Bulk tumor tissue is known to be heterogeneous and genetically complex. Detailing this complexity is limited by current methods that are often destructive to the genomic material. The need to observe real-time cellular function in combination with single cell genetic information has driven the development of less destructive, integrated single cell technologies.

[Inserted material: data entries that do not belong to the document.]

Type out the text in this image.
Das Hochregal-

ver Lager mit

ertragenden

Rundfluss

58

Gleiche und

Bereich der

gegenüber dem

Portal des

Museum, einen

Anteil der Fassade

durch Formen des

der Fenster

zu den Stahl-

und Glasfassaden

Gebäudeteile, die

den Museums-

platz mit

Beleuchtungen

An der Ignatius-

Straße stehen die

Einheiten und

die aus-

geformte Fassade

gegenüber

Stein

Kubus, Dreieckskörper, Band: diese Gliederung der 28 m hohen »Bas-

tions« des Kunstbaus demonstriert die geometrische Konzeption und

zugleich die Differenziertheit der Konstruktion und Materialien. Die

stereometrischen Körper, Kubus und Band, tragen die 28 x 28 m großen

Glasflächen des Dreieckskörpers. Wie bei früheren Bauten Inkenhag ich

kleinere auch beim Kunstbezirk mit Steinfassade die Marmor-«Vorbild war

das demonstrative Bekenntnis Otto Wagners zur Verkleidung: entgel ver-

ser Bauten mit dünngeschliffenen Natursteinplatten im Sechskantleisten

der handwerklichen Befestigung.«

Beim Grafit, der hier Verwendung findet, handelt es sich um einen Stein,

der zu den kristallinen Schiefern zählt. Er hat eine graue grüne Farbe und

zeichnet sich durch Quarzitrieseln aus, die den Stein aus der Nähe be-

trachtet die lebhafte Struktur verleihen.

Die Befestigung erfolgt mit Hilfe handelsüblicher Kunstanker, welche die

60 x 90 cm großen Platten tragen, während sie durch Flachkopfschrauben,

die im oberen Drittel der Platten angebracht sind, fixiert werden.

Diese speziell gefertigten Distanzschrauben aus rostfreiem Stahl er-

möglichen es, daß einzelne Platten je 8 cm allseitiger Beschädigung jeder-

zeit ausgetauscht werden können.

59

Here we present methods for single- and multi-cellular selection, manipulation and genomic characterization using the Berkley Lights Inc., Optoselect technology. This nanofluidics-based workflow facilitates cell selection based on morphology and/or fluorescence from a broad range of inputs. Selected cells are manipulated using light-induced dielectrophoresis into holding areas for isolation, culture, or real-time functional surveillance. Platform sensitivity and specificity was determined by identifing cells based on marker expression or secretion profile, allowing for the detection of one cell out of 100,000. To examine tumor heterogeneity, we selected single cells (n=51) as well as cell pools (i.e. 10-, 100- or 1000-cell pools and bulk material) from primary ovarian cancer tumors, extracted genomic DNA and characterized known tumor variants in each sample with the Ion Torrent HotSpot panel. These data identified multiple subclones in this tumor, demonstrating heterogeneity at the subclonal level compared to variant detection in bulk tissue. Together, the Optoselect technology and molecular methods developed here have the potential to enable studies that integrate functional interrogation and genomic profiling, generating genotype-to-phenotype models for cancer biology.